Preface: I wrote this beginning a few days before Thanksgiving. The sadness while writing this overwhelmed me, and I could only write a few sentences over a small period of time. It is now February 14, 2020, and I decided to finish this.
It’s that time of year again: the pressure of showing holiday cheer. The burden mounts when you must interact with the public and fellow employees at work. This strain builds up as the days draw nearer to Thanksgiving, Christmas, and New Year’s Eve until my emotions will explode into mindblowing sadness. Some years are easier to deal with than others but, unfortunately, I can’t anticipate the severeness of my depression. My coping skills are dependent when Thanksgiving, Christmas or New Year’s Eve arrive. On the “day,” by then, it’s too late for me to react positively; I will either sink or swim.
There are countless studies relating to depression and the holidays. For a person without depression, stress and anxiety exist in hopes that everything will be perfect, beautiful memories will be made, the food is plentiful, the cleaning, shopping, and entertaining. The expectation that the well thought out gifts are well received. There are also family and financial issues. There are travel issues and the inablility to be around family and friends. All these additional stressors face our daily lives during the holidays and we struggle to cope. Add a diagnosis of depression to the mix, and it seems unbearable.
There are hundreds of articles, tv segments, blogs, etc. this time of year, on how to cope with pressures of the holiday season. Having read these articles for years, I have not seen a single suggestion different from years past: take time for yourself, learn to say no, create a budget, set realistic expectations. The list goes on. For me, depression and the holidays take on a whole new meaning. I feel worthless, tired, sad, fat, and ugly. The worst part of holidays and depression for me is coming across as a Debbie Downer around other people, including family. It scares me to know that I have to act a certain way. I have to be happy. It seems no one in my family understands or cares to understand that one can’t make happiness happen just because it is a holiday.
Today, I am dealing with the imminent Thanksgiving holiday and my adult son. I have not seen him for three months.
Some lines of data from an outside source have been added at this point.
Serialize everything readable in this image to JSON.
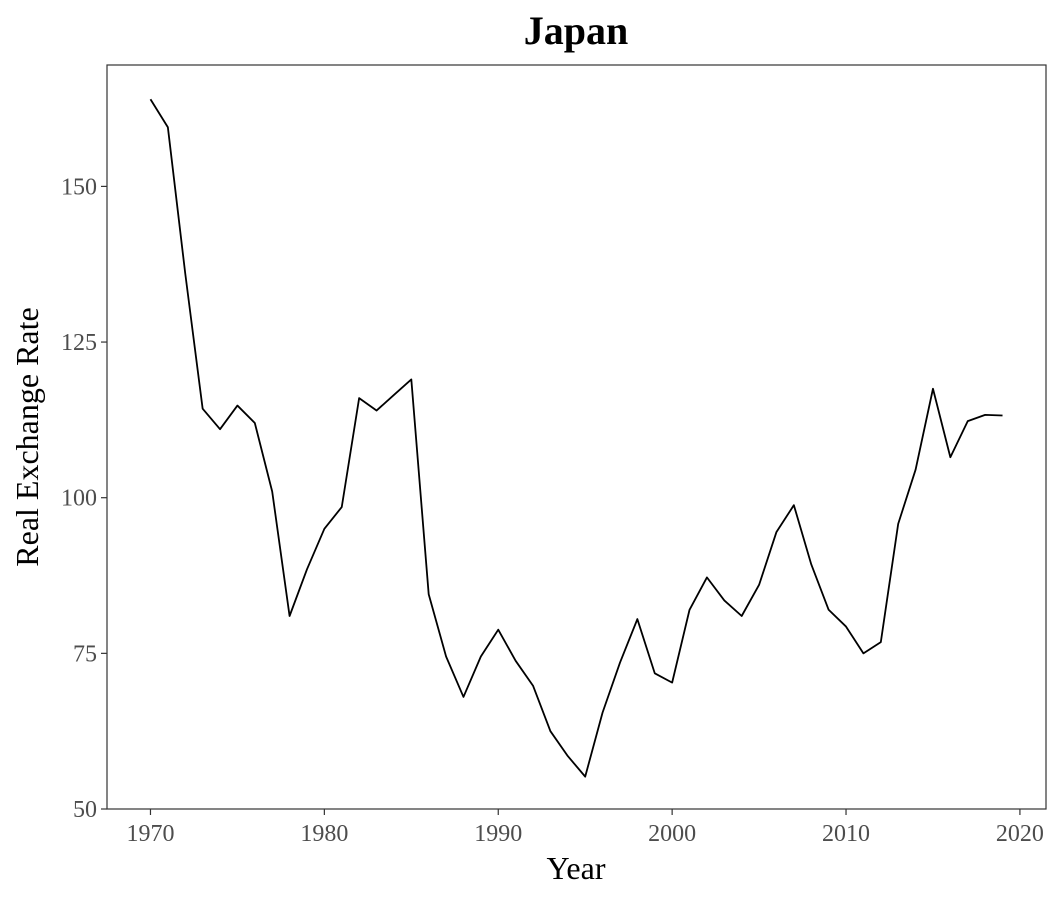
{
  "chart_data": {
    "type": "line",
    "title": "Japan",
    "xlabel": "Year",
    "ylabel": "Real Exchange Rate",
    "xlim": [
      1967.5,
      2021.5
    ],
    "ylim": [
      50,
      169.5
    ],
    "x_ticks": [
      1970,
      1980,
      1990,
      2000,
      2010,
      2020
    ],
    "y_ticks": [
      50,
      75,
      100,
      125,
      150
    ],
    "grid": false,
    "legend": "none",
    "series": [
      {
        "color": "#000000",
        "x": [
          1970,
          1971,
          1972,
          1973,
          1974,
          1975,
          1976,
          1977,
          1978,
          1979,
          1980,
          1981,
          1982,
          1983,
          1984,
          1985,
          1986,
          1987,
          1988,
          1989,
          1990,
          1991,
          1992,
          1993,
          1994,
          1995,
          1996,
          1997,
          1998,
          1999,
          2000,
          2001,
          2002,
          2003,
          2004,
          2005,
          2006,
          2007,
          2008,
          2009,
          2010,
          2011,
          2012,
          2013,
          2014,
          2015,
          2016,
          2017,
          2018,
          2019
        ],
        "y": [
          164.0,
          159.5,
          136.0,
          114.3,
          111.0,
          114.8,
          112.0,
          101.0,
          81.0,
          88.5,
          95.0,
          98.5,
          116.0,
          114.0,
          116.5,
          119.0,
          84.5,
          74.5,
          68.0,
          74.5,
          78.8,
          73.8,
          69.8,
          62.5,
          58.5,
          55.2,
          65.5,
          73.5,
          80.5,
          71.8,
          70.3,
          82.0,
          87.2,
          83.5,
          81.0,
          86.0,
          94.5,
          98.8,
          89.3,
          82.0,
          79.3,
          75.0,
          76.8,
          95.8,
          104.5,
          117.5,
          106.5,
          112.3,
          113.3,
          113.2
        ]
      }
    ]
  }
}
He lives less than 2 hours away from me. He rarely visits, and I have horrible anxiety driving, so I am dependent upon him coming to me. I know he feels pressured to visit me on a major holiday. I also feel he doesn’t want to be around me because of my depressive symptoms, even when it is not a holiday. I don’t blame him to an extent, but the pressure would be so much less for me if he visited on what is not considered a holiday. Often, over the last few years, he has visited mostly before or after a holiday. I suppose I should feel grateful when he has made the effort to visit on the holi”day” itself, but all I feel is that it is something he feels he must do, and that makes me feel horrible. Ultimately, the time we spend together feels forced. That makes me feel sad.
My son neither called or showed up for Thanksgiving or Christmas. How I made it through each of those days, I cannot tell you. I slept in as late as possible and went to bed as early as possible. The pain of missing the presence of my son was almost unbearable. Luckily, I have a fairly new puppy so he forced me to get out of the house for some fresh air. We spent a few hours at a deserted beach. At least I got out.
My birthday has also now come and gone, and, again, my son did not come home. He sent me a package that included a heartfelt book where he had to fill in the blanks about why he loves his mom. As much as I treasure the book and the time he took to fill it out, questions arise of how our special birthday celebrations had come to this.